Yazdan kalma bir gün : Brüksel

Yazın Almanya’da kaldığımda bir cumartesi Belçika, Brüksel’i gezme fırsatı yakaladım. Maalesef ki kısıtlı bir zamanım vardı. Ama tabanvayla her yeri gezmeye çalıştım. Bol çikolata, tatlı ve bira denedim 🙂 Zaten her yerde vitrinleri mükemmel olan dükkanlar o kadar çok ki! Çok büyük bir şehir değil, her şey 3-4 dilde yazılıyor, bir yerinden tutup anlıyorsunuz. Tam bir Avrupa şehrini yansıtıyor, binalar inanılmaz güzellikte. Gidiş – gelişimi ise “mitfahrgelegenheit” sitesi ile hallettim. İngilizcesi “Carpooling” olarak geçiyor. Mantık ise şu. Araba ile A noktasından B noktasına giden kişi diyor ki sitede – arabamda 3 kişilik boş yer var, şu saatte A’dan kalkacağım, yol şu kadar sürecek, fiyat ise şudur. – diyor. İletişime geçip geleceğinizi haber veriyorsunuz.

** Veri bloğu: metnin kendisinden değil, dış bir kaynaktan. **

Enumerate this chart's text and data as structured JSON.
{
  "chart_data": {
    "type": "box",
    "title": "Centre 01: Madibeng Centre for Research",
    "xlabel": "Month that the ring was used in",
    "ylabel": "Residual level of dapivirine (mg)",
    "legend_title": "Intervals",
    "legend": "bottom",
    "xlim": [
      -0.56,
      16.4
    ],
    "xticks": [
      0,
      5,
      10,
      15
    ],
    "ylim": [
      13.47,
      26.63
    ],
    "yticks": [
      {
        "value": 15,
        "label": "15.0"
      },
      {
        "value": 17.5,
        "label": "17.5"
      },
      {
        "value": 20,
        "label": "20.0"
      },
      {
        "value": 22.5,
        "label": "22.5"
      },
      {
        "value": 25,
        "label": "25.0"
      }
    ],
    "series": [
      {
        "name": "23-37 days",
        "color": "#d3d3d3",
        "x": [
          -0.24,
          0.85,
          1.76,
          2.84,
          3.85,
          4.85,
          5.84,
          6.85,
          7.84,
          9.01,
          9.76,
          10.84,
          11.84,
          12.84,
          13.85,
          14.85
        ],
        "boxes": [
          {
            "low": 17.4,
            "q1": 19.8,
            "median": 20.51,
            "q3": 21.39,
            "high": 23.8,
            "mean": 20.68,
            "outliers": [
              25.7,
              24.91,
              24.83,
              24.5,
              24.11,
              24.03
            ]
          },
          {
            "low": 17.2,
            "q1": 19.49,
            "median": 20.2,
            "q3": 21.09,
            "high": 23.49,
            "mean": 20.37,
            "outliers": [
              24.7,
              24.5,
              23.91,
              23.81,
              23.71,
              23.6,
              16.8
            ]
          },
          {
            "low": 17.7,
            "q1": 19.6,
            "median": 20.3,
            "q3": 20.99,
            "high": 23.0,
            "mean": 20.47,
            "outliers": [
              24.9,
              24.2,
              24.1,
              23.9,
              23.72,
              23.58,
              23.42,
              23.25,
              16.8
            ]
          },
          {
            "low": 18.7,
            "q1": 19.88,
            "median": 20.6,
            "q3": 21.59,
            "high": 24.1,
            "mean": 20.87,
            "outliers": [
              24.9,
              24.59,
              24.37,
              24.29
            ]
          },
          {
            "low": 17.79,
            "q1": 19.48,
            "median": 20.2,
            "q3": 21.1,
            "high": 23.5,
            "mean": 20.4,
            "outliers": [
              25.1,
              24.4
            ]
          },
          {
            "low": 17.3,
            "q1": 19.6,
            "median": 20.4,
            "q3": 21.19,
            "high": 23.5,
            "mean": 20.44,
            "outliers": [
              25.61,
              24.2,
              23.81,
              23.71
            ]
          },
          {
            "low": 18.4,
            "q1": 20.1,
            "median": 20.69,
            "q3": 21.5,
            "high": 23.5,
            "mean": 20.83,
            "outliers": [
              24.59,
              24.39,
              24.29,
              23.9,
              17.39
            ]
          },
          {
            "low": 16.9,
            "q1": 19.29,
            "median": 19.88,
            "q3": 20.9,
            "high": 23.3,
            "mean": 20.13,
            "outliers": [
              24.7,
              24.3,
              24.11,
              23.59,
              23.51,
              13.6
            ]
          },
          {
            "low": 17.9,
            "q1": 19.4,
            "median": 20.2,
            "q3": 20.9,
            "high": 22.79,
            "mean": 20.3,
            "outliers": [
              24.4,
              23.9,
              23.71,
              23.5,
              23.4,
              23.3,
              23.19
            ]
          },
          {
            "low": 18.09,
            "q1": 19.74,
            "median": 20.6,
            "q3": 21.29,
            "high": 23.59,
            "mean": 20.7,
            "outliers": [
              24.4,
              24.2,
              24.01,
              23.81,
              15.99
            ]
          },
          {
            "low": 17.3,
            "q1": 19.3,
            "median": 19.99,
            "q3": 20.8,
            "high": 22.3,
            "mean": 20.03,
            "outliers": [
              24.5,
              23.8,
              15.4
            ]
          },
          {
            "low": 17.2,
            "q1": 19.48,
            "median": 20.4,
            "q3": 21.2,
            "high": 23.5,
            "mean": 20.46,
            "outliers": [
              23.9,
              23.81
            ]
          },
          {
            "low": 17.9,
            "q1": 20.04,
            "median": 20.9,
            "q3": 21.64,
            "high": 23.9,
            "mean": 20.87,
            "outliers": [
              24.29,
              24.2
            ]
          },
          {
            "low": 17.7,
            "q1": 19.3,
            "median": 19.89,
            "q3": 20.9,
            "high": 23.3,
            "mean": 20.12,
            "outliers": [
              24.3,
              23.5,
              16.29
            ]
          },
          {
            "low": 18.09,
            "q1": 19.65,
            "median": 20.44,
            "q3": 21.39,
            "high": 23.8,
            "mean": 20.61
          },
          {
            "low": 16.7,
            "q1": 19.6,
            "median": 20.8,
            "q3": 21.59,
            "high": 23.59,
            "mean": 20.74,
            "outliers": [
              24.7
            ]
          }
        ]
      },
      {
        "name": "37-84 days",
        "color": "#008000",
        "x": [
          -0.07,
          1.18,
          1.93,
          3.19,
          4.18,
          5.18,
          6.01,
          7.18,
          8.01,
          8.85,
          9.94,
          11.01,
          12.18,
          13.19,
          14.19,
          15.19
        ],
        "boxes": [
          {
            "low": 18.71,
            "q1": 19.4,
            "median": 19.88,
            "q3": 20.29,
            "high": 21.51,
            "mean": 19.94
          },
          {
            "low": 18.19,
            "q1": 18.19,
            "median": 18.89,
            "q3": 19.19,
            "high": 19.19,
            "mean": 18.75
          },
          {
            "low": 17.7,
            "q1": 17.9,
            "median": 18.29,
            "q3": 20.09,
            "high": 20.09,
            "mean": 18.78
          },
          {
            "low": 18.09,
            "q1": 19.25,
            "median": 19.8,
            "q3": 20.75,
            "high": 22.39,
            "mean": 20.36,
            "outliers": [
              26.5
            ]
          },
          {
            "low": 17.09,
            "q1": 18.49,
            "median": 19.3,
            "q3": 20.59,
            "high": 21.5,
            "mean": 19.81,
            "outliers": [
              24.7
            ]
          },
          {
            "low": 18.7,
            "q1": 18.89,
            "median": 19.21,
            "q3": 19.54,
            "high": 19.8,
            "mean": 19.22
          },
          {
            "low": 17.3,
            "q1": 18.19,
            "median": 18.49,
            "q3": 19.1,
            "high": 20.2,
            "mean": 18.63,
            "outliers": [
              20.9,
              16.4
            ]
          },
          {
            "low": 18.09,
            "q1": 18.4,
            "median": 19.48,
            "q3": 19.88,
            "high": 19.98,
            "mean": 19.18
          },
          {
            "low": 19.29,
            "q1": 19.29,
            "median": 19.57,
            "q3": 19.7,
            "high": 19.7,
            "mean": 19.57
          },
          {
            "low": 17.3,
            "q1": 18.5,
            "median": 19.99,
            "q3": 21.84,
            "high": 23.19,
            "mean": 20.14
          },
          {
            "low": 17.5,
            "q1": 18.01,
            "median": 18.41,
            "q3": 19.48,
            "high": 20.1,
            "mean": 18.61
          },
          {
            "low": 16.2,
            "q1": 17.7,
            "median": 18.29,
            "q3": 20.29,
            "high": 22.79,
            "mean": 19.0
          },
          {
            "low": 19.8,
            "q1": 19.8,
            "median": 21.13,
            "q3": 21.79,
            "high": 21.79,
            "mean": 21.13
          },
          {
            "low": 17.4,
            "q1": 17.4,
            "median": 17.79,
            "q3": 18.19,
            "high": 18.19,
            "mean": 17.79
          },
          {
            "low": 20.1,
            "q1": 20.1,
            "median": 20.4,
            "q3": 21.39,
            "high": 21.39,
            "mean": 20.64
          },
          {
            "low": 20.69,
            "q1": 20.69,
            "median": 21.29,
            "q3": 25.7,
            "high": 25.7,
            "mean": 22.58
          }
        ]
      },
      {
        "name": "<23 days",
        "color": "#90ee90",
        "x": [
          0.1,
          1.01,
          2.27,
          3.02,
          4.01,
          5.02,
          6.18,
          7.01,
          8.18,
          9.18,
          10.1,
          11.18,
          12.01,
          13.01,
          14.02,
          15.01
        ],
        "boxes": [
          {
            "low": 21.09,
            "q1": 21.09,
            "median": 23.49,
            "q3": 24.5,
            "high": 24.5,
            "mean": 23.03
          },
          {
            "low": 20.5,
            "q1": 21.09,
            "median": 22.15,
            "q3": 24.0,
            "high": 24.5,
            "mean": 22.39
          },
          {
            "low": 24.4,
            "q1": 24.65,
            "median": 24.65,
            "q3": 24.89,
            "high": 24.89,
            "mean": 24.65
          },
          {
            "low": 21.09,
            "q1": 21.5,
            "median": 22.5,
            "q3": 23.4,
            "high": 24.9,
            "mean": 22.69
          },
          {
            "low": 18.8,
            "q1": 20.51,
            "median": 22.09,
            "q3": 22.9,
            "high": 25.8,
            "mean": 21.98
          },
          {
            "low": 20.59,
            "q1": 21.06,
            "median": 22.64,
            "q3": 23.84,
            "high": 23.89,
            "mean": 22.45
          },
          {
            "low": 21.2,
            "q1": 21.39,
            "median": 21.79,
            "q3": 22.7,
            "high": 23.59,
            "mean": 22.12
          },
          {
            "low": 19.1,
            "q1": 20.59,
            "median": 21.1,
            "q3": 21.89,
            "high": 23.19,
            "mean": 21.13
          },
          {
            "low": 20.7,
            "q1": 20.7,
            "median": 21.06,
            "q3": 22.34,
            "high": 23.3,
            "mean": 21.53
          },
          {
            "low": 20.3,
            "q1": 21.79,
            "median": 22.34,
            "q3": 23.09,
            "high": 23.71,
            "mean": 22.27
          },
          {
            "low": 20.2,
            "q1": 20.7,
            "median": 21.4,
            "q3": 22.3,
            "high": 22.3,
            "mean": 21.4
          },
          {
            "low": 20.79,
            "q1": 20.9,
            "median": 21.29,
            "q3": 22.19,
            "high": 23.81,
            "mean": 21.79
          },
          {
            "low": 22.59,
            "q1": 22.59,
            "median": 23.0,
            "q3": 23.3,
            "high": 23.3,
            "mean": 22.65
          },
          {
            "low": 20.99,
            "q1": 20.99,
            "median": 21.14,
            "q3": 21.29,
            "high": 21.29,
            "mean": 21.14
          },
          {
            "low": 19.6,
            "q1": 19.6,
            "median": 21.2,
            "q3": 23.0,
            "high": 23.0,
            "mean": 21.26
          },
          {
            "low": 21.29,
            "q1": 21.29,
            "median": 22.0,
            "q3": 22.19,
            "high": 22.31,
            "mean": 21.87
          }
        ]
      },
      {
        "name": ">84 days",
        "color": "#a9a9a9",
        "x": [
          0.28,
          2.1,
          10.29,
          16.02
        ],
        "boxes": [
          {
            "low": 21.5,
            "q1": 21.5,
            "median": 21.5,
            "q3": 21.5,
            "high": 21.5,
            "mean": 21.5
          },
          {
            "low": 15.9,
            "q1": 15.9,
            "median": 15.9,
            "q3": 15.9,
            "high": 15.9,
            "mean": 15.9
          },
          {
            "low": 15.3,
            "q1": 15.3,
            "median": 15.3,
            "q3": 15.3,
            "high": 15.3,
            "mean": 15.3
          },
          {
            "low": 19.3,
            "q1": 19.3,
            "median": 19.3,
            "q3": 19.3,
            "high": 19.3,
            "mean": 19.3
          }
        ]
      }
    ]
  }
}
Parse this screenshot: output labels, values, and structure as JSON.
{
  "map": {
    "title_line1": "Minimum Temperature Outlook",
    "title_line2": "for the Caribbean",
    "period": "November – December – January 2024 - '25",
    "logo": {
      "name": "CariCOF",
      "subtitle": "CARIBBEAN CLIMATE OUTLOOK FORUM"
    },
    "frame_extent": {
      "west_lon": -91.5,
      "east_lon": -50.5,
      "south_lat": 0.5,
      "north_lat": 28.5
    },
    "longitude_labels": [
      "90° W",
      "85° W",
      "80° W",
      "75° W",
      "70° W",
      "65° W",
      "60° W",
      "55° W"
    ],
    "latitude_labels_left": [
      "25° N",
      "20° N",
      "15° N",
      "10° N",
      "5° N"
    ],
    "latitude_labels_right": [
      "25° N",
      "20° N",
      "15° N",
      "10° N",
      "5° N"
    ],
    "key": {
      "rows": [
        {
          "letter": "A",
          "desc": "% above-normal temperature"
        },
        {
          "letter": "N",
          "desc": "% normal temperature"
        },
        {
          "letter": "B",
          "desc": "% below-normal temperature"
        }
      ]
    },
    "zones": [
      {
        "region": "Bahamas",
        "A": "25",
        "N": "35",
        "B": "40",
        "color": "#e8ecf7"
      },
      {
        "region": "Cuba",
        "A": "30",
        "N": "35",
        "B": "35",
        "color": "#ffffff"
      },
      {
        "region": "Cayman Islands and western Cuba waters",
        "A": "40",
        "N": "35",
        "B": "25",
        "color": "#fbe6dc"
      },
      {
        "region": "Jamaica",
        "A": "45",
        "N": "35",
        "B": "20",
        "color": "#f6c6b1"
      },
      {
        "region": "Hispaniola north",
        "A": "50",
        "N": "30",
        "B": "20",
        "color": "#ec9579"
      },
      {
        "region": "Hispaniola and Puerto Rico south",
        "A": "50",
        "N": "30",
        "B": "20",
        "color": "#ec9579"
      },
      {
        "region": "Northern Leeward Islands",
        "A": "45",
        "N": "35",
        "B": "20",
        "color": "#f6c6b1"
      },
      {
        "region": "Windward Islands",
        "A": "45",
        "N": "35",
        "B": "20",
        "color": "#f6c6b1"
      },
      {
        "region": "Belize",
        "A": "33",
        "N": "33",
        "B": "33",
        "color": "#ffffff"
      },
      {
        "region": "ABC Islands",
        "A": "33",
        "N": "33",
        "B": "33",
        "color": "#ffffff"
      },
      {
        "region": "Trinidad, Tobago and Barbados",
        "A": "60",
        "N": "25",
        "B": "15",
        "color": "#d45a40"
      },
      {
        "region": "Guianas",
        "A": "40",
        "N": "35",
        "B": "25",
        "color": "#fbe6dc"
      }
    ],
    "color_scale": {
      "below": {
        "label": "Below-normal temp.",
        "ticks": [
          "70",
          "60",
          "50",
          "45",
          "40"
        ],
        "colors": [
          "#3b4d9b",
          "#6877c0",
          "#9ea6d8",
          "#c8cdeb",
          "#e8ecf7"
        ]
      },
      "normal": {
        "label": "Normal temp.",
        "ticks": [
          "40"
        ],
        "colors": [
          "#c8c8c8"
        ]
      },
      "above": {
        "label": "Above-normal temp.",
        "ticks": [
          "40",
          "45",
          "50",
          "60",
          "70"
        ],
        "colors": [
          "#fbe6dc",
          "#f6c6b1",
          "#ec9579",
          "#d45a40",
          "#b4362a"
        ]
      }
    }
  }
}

Sonra mis gibi gidiyorsunuz istediğiniz şehre! Benim bu yöntemi seçme sebebim gitmeden sadece 3 gün önce tren biletlerine bakmış olmak. Tabi ki fiyatlar inanılmaz yüksekti. Bu yöntem hızlı ve ucuz bir alternatif!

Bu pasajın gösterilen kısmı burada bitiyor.